In the activated state the exposed RIG-I CARD domains interact with the CARD domains of MAVS (mitochondrial antiviral signaling protein, also known as IPS-1, VISA or Cardif) which sits on the outer surface of the mitochondria. This binding event is essential to signaling as it causes MAVS to form large functional aggregates in which TRAF3 (TNF receptor-associated factor 3) and subsequently the IKKε/TBK1 (I-kappa-B kinase-epsilon/TANK-binding kinase 1) complex are recruited. The IKKε/TBK1 complex leads to the activation of the transcription factors interferon regulatory factor 3 (IRF3) and IRF7 which induce type I (including IFNα and IFNβ) and type III interferons (IFN). The type I IFNs bind type I IFN receptors on the surface of the cell that produced them, and also other cell types that express the receptor, to activate JAK-STAT (Janus kinase/signal transducers and activators of transcription) signaling. This leads to the induction of hundreds of interferon stimulated genes (ISGs) that amplify the IFN response. Overall this causes the death of infected cells, the protection of surrounding cells and the activation of the antigen-specific antiviral immune response. Collectively this coordinated antiviral immune response controls the viral infection.

==Regulation==
As prolonged IFN production is linked to human disease RLR signaling must be tightly regulated. One of various ways that this is achieved is by post-translationally modifying, or tagging, host RLR signaling proteins with phosphate (known as phosphorylation) or ubiquitin (known as ubiquitination). These tags can also be removed, which adds an additional regulatory layer to RLR signaling.
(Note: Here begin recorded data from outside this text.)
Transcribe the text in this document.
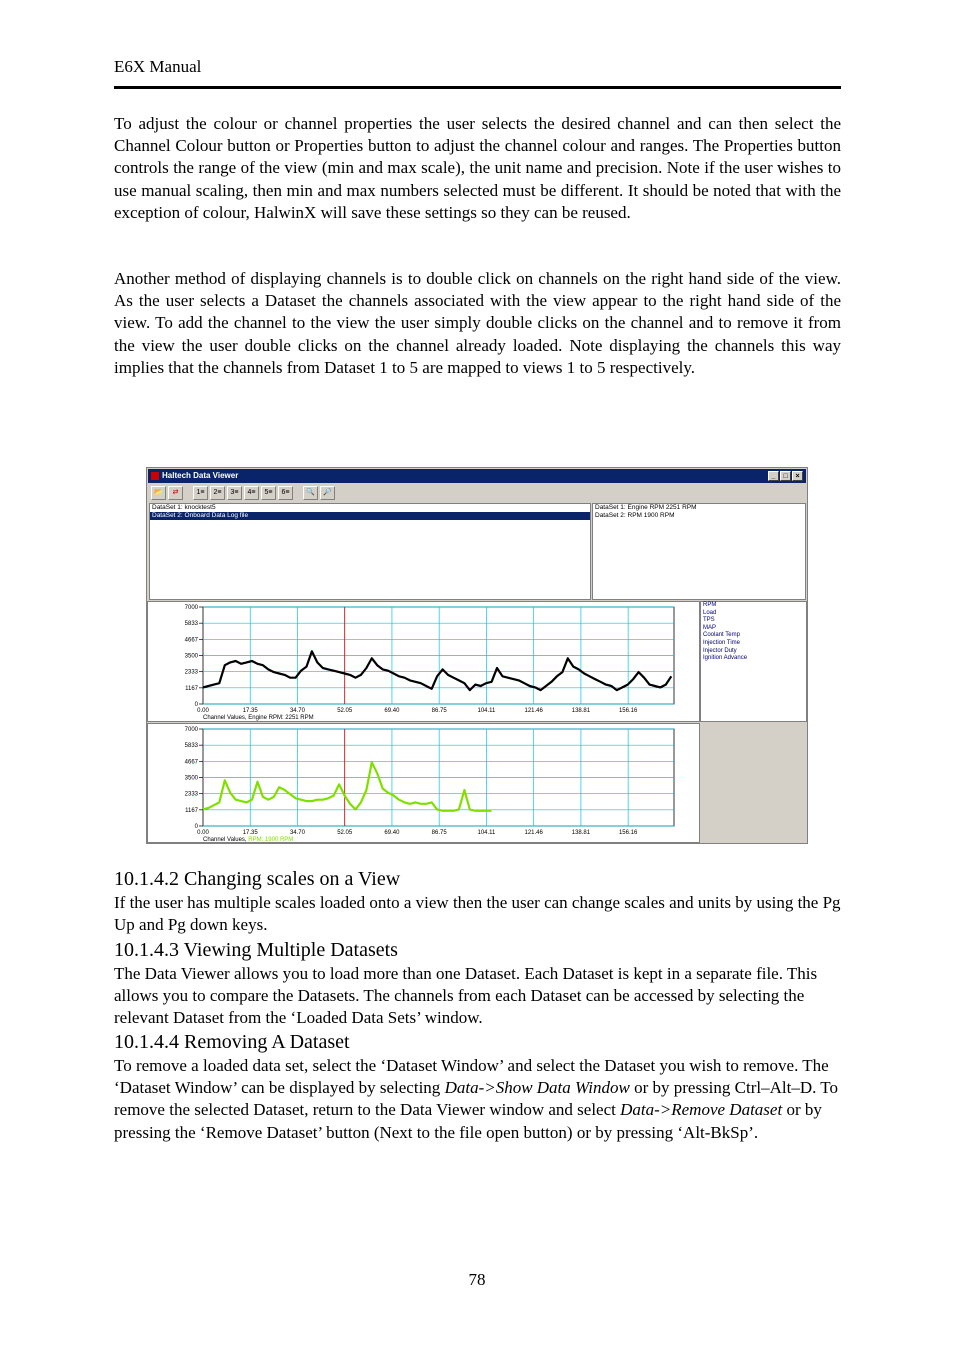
E6X Manual

To adjust the colour or channel properties the user selects the desired channel and can then select the Channel Colour button or Properties button to adjust the channel colour and ranges. The Properties button controls the range of the view (min and max scale), the unit name and precision. Note if the user wishes to use manual scaling, then min and max numbers selected must be different. It should be noted that with the exception of colour, HalwinX will save these settings so they can be reused.

Another method of displaying channels is to double click on channels on the right hand side of the view. As the user selects a Dataset the channels associated with the view appear to the right hand side of the view. To add the channel to the view the user simply double clicks on the channel and to remove it from the view the user double clicks on the channel already loaded. Note displaying the channels this way implies that the channels from Dataset 1 to 5 are mapped to views 1 to 5 respectively.

Haltech Data Viewer	_	□	×
📂	⇄	1≡	2≡	3≡	4≡	5≡	6≡	🔍	🔎
DataSet 1: knocktest5
DataSet 2: Onboard Data Log file
DataSet 1: Engine RPM 2251 RPM
DataSet 2: RPM 1900 RPM
7000
5833
4667
3500
2333
1167
0
0.00	17.35	34.70	52.05	69.40	86.75	104.11	121.46	138.81	156.16
Channel Values, Engine RPM: 2251 RPM
7000
5833
4667
3500
2333
1167
0
0.00	17.35	34.70	52.05	69.40	86.75	104.11	121.46	138.81	156.16
Channel Values, RPM: 1900 RPM
RPM
Load
TPS
MAP
Coolant Temp
Injection Time
Injector Duty
Ignition Advance
10.1.4.2 Changing scales on a View

If the user has multiple scales loaded onto a view then the user can change scales and units by using the Pg Up and Pg down keys.

10.1.4.3 Viewing Multiple Datasets

The Data Viewer allows you to load more than one Dataset. Each Dataset is kept in a separate file. This allows you to compare the Datasets. The channels from each Dataset can be accessed by selecting the relevant Dataset from the ‘Loaded Data Sets’ window.

10.1.4.4 Removing A Dataset

To remove a loaded data set, select the ‘Dataset Window’ and select the Dataset you wish to remove. The ‘Dataset Window’ can be displayed by selecting Data->Show Data Window or by pressing Ctrl–Alt–D. To remove the selected Dataset, return to the Data Viewer window and select Data->Remove Dataset or by pressing the ‘Remove Dataset’ button (Next to the file open button) or by pressing ‘Alt-BkSp’.

78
These post-translational modifications, and their removal, are prevalent in RLR signaling and even regulate the RIG-I receptor itself. Most famously the RIG-I CARD domain is phosphorylated by protein kinase C-α (PKC-α) and PKC-β in the resting state to negatively regulate signaling. Upon viral infection RIG-I is dephosphorylated by PP1α and PP1γ, permitting the ubiquitination of the RIG-I CARD domain by the E3 ligase TRIM25 to activate the RLR-mediated antiviral immune response. Given post-translational modifications are so pertinent to the activation of RLR signaling, it is not surprising that they are directly, or indirectly, targeted by viruses such as influenza A and measles, respectively, to suppress signaling.
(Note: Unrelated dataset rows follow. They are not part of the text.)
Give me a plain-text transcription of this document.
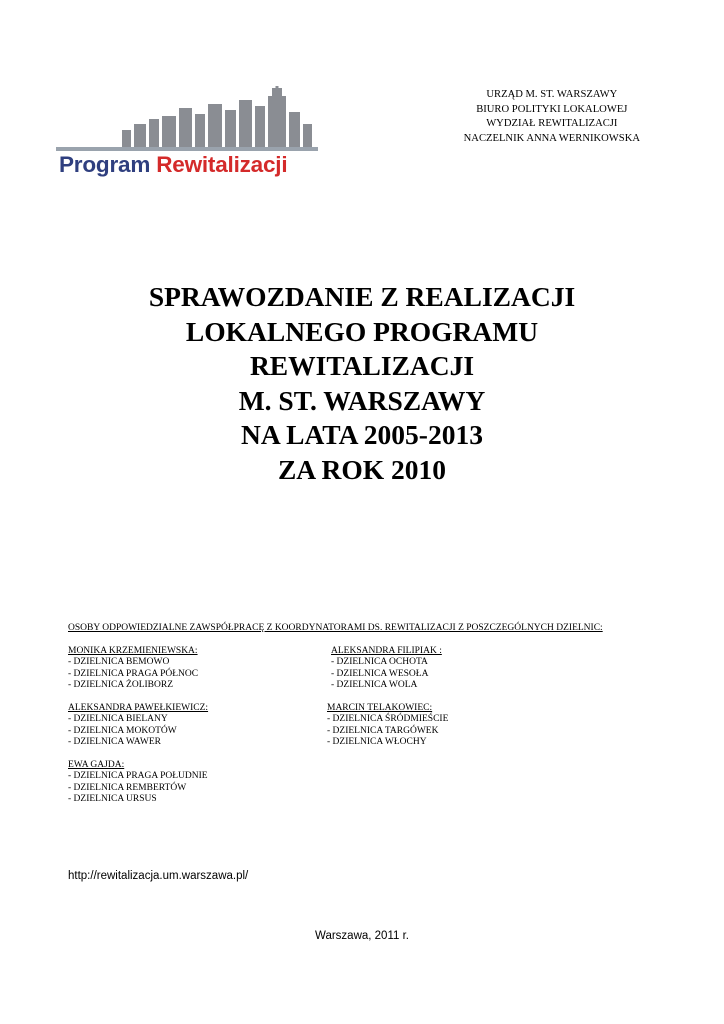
Program Rewitalizacji
URZĄD M. ST. WARSZAWY
BIURO POLITYKI LOKALOWEJ
WYDZIAŁ REWITALIZACJI
NACZELNIK ANNA WERNIKOWSKA
SPRAWOZDANIE Z REALIZACJI
LOKALNEGO PROGRAMU
REWITALIZACJI
M. ST. WARSZAWY
NA LATA 2005-2013
ZA ROK 2010
OSOBY ODPOWIEDZIALNE ZAWSPÓŁPRACĘ Z KOORDYNATORAMI DS. REWITALIZACJI Z POSZCZEGÓLNYCH DZIELNIC:
MONIKA KRZEMIENIEWSKA:
- DZIELNICA BEMOWO
- DZIELNICA PRAGA PÓŁNOC
- DZIELNICA ŻOLIBORZ
ALEKSANDRA FILIPIAK :
- DZIELNICA OCHOTA
- DZIELNICA WESOŁA
- DZIELNICA WOLA
ALEKSANDRA PAWEŁKIEWICZ:
- DZIELNICA BIELANY
- DZIELNICA MOKOTÓW
- DZIELNICA WAWER
MARCIN TELAKOWIEC:
- DZIELNICA ŚRÓDMIEŚCIE
- DZIELNICA TARGÓWEK
- DZIELNICA WŁOCHY
EWA GAJDA:
- DZIELNICA PRAGA POŁUDNIE
- DZIELNICA REMBERTÓW
- DZIELNICA URSUS
http://rewitalizacja.um.warszawa.pl/
Warszawa, 2011 r.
==Viral hijacking of RLR signaling==

Viruses have evolved ways to subvert RLR signaling to enhance their survival. For example, influenza A virus and West Nile virus (WNV) use their NS1 (nonstructural protein 1) proteins to block RIG-I ubiquitination by TRIM25, or cause RIG-I degradation, respectively, which in turn inhibits IFN production. This outcome is also achieved by the hepatitis C (HCV) NS3/4A protein by cleaving a part of MAVS, and the foot-and-mouth disease virus (FMDV) leader protease (Lpro) which cleaves LGP2. Likewise, dengue virus (DENV) uses its NS2B3, NS2A and NS4B proteins to bind IKKε and prevent IRF3 phosphorylation and its NS4A protein, as per the zika virus, to bind MAVS to block RLR receptor binding. Another prominent example is that of the paramyxovirus V proteins, which directly bind various RLR or downstream signaling proteins including MDA5, LGP2, and STAT, or proteins such as PP1α and PP1γ that negatively regulate RLR signaling.